# Istari???



## Dain Ironfoot (Jan 1, 2002)

How is are the most powerful Wizerds in LOTR and SIL??? Who are the wizerds in the ISTARI? I have read the sil and lotr. Gandalf, Saruman, Galadriel, and Radagast??? 1 more I think.


----------



## The Phony Pope (Jan 1, 2002)

Galadriel is not one of the Istari. Not all of the Istari are known


----------



## Uminya (Jan 1, 2002)

The Istari: Saruman, Gandalf, Radagast, and the Blue Wizards who disappeared into the East.


----------



## Curufinwe (Jan 1, 2002)

Galadriel isn't part of the istari. and anyway these are the Istari

^=name in the undying lands
*=name known by elves

Gandalf a.k.a *Mithrandir a.k.a ^Olorin
Saruman a.k.a *Curunir a.k.a ^Curumo
Radagast a.k.a ^Aiwendil
^Alatar
^Pallando

Alatar and Pallando are called the Ithryn Luin the Blue wizards. they travelled east and nothing has been said of them since

The Istari were originally Maiar and were chosen by the Valar to go forth in a boat 1000 years after the third sun in the form as you hear see and read about.


----------



## Aldanil (Jan 1, 2002)

*The Five Istari FYI*

A question that has occasionally whispered at the back of my mind about the Istari is, Where did Radagast wander off to? Presumably he was a Maia, too, and would have had some part to play, beyond telling Gandalf that Saruman wanted to talk to him. Anyway...

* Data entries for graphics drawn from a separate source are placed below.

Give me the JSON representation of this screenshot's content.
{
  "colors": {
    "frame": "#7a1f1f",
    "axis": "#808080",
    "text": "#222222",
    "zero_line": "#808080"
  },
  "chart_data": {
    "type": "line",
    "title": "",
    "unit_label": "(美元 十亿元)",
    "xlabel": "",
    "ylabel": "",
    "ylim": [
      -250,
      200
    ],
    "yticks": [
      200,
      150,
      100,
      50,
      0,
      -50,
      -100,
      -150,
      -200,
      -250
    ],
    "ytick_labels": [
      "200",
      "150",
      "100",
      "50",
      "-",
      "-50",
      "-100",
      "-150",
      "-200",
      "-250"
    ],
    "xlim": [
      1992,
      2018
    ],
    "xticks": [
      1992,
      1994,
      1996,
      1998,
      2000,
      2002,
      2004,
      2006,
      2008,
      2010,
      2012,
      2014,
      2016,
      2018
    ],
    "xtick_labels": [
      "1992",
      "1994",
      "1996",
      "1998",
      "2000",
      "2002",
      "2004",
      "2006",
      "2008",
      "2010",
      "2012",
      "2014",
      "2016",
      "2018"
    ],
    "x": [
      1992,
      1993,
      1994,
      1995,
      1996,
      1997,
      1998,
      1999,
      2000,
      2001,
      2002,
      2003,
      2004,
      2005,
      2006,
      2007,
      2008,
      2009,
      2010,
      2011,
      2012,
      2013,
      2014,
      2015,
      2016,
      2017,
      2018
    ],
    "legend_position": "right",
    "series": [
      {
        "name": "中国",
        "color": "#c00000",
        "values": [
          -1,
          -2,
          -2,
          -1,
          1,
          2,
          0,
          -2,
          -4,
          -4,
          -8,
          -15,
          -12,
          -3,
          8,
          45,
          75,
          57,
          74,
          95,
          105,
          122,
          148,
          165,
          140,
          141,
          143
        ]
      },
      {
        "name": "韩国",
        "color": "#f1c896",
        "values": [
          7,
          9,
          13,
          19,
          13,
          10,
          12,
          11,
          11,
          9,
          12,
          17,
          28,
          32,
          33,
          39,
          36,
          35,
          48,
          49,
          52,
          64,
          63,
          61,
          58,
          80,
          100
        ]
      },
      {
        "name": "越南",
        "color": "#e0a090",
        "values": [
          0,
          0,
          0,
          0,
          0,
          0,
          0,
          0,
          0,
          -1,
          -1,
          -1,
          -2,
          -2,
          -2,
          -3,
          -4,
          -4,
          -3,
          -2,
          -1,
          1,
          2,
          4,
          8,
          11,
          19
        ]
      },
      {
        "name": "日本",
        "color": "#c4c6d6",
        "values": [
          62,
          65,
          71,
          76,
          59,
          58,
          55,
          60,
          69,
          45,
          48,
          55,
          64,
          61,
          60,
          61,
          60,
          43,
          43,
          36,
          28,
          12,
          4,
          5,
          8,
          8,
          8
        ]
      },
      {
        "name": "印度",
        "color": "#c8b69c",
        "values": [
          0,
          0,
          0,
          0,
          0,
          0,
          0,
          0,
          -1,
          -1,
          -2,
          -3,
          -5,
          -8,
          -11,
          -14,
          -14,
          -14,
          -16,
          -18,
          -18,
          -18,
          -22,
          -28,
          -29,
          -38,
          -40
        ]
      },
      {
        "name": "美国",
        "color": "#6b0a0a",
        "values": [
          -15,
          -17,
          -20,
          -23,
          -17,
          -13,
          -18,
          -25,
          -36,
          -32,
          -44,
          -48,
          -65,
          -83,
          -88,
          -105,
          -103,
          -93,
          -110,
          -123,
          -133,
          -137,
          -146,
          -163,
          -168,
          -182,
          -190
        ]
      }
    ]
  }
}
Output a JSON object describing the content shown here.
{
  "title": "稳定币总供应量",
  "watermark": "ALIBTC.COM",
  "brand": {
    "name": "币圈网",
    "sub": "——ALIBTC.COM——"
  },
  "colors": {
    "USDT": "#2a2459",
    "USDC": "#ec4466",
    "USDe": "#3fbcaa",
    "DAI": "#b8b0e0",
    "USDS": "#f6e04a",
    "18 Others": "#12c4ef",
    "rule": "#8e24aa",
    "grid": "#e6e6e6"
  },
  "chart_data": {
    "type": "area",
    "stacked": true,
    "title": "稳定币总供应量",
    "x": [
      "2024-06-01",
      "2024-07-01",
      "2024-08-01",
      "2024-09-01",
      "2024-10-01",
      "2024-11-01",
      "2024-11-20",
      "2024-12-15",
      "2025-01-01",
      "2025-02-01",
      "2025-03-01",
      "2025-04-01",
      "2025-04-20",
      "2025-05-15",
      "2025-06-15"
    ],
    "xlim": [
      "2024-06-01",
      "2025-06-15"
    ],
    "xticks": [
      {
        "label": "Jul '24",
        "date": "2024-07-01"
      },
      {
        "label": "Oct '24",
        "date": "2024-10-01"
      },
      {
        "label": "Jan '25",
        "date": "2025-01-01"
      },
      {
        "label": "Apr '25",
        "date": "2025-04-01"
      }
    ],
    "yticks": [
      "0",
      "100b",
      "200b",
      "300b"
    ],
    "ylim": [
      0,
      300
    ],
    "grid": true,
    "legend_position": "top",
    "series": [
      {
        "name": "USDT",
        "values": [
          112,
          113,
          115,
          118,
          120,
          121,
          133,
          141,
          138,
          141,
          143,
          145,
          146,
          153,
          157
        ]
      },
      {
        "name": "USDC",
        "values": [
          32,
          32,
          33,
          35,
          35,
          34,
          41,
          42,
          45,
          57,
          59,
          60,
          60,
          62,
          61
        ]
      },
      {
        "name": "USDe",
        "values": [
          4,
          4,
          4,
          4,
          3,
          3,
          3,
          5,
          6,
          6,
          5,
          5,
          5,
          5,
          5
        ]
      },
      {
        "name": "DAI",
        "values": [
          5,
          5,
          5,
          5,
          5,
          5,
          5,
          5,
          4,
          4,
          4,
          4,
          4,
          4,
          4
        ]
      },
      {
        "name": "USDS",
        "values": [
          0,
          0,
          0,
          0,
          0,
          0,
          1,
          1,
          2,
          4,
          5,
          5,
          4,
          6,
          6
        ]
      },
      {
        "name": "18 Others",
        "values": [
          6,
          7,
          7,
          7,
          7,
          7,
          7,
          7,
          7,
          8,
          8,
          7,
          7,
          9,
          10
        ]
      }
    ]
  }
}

The Istari were said to be five in number, although very little is known (neither to Christopher Tolkien nor even very clearly to JRRT himself) about the "last" two save for their names and color; here's the list, in the order of their arrival at the Grey Havens:

Saruman the White AKA Curunir, Sharkey, Curumo (Maia)
Alatar and Pallando (both) the Blue, the former who came out of the Far West at the behest of Orome and the latter who accompanied him for friendship; they traveled far into the East and were lost to knowledge.
Radagast the Brown AKA Aiwendil (Maia)
Gandalf the Grey AKA Mithrandir, Incanus, Tharkun, Olorin (Maia)

In the course of delving in Unfinished Tales for this bit of lore, discovered the answer to my own question above: Radagast "became enamoured of the many beasts and birds that dwelt in Middle-earth, and forsook Elves and Men, and spent his days among the wild creatures."


----------



## Curufinwe (Jan 1, 2002)

*Radagast*

Radagast lives in Rhosgobel in the Vales of Anduin


----------